TB cases decline, but drug-resistant TB now a risk
The rate of tuberculosis infection in the United States has been going down because of prevention and treatment efforts, but the country may now be more susceptible to new nastier drug-resistant form, according to Johns Hopkins researchers.
The researchers used computer modeling to show an increased risk for epidemics of multi-drug resistant tuberculosis, or MDR-TB. The model also showed that without proper treatment of TB cases, there is also an increased risk.
The results were published in the Sept. 22 journal PLoS ONE.
MDR-TB is a kind resistant to at least two of the primary antibiotics used to treat tuberculosis. It affects 500,000 to 2 million people a year, according to the World Health Organization. There were 111 cases in the United States in 2006.

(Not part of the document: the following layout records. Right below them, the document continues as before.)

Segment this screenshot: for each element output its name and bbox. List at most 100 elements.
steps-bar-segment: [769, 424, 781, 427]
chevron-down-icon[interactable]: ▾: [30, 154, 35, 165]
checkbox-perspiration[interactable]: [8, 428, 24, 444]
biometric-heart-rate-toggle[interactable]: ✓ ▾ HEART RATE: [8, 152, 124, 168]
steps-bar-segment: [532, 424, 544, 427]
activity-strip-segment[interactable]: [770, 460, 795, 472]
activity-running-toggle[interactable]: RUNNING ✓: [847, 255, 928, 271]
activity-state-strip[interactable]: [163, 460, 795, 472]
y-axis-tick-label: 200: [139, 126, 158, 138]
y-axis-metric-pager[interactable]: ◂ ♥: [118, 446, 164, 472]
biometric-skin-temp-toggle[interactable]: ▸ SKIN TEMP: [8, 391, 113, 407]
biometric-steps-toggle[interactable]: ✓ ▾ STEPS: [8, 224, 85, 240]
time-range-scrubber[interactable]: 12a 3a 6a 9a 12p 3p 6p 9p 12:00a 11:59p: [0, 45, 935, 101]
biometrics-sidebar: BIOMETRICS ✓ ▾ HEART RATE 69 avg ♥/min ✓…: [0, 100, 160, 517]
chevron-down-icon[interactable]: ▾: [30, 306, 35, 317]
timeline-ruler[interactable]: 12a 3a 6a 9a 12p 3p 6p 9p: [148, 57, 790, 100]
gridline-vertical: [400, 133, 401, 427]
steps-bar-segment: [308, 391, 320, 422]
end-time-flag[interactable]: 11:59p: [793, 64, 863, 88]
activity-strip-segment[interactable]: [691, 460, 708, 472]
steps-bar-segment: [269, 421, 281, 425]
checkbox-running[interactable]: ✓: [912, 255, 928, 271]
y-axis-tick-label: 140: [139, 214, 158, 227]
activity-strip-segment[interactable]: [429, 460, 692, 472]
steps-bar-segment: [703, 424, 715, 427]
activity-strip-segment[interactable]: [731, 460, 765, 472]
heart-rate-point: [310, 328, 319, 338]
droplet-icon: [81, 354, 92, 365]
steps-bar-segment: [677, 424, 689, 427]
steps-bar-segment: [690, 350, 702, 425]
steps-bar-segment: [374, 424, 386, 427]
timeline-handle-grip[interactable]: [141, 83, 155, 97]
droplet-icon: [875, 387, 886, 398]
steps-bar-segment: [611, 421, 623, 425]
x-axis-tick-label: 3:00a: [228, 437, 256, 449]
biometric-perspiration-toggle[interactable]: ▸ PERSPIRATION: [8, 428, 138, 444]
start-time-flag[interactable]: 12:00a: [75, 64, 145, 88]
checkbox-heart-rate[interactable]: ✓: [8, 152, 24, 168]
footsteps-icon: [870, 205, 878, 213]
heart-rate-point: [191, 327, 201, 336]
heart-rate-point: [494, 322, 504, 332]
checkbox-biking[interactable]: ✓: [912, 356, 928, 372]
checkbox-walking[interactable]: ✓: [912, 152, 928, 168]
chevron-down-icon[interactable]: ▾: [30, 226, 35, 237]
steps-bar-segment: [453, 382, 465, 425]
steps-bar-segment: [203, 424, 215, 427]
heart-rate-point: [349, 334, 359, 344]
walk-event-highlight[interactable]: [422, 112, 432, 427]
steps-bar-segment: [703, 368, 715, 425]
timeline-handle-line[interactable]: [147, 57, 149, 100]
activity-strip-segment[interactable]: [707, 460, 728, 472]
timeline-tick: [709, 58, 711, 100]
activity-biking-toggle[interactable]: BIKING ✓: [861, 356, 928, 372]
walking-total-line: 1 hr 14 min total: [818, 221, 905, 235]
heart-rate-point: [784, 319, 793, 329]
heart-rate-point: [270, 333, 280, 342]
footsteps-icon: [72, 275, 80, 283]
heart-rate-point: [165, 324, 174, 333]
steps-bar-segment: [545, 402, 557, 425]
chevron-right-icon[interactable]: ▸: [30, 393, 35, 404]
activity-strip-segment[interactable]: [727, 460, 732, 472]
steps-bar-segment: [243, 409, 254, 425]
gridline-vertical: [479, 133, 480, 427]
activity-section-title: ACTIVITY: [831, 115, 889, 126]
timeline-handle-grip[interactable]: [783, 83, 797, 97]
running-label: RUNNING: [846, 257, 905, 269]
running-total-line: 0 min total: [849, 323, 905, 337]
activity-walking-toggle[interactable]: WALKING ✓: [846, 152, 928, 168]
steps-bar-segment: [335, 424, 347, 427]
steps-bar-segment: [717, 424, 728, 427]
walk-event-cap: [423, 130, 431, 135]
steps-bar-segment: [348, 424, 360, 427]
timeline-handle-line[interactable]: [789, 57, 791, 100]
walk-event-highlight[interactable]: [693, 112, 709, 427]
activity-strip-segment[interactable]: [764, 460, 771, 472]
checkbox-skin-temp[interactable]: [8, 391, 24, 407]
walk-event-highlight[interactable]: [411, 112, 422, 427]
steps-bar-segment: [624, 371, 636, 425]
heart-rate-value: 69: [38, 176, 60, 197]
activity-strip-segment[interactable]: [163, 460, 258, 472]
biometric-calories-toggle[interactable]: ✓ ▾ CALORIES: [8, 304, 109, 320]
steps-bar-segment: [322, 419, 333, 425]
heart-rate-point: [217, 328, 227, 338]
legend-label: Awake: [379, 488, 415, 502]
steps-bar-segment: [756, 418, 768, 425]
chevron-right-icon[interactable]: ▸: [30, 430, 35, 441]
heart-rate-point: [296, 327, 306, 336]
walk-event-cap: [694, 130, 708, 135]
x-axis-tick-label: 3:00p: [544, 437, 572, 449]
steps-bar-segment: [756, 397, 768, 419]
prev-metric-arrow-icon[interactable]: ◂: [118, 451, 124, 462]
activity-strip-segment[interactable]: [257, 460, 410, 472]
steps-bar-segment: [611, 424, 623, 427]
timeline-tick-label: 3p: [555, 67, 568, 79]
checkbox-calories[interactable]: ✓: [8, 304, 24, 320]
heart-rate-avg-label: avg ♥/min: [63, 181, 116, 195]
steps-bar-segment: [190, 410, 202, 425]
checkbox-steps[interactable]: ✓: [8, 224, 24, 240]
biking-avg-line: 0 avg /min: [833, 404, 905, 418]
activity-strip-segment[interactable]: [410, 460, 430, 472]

“The ability of MDR-TB to spread depends on the prevalence of drug-susceptible TB,” said Dr. David Bishai, senior author of the study and associate professor in the departments of Population, Family and Reproductive Health and International Health at the Johns Hopkins Bloomberg School of Public Health, in a statement. “The most successful approach to reduce this risk for MDR-TB epidemics in the U.S. would be to ensure that populations around the world combine high rates of case findings that are tightly coupled to high compliance with directly observed drug therapy.”
David Bishai conducted the research with his brother Dr. William Bishai, professor with the Johns Hopkins School of Medicine and co-director of the Johns Hopkins Center for Tuberculosis Research, and David Bishai’s son Jason D. Bishai, an undergraduate student at Stanford University.
The research was funded with an award to Jason Bishai from the Robert Wood Johnson Foundation Young Epidemiology Scholars Contest and by the National Institutes of Health.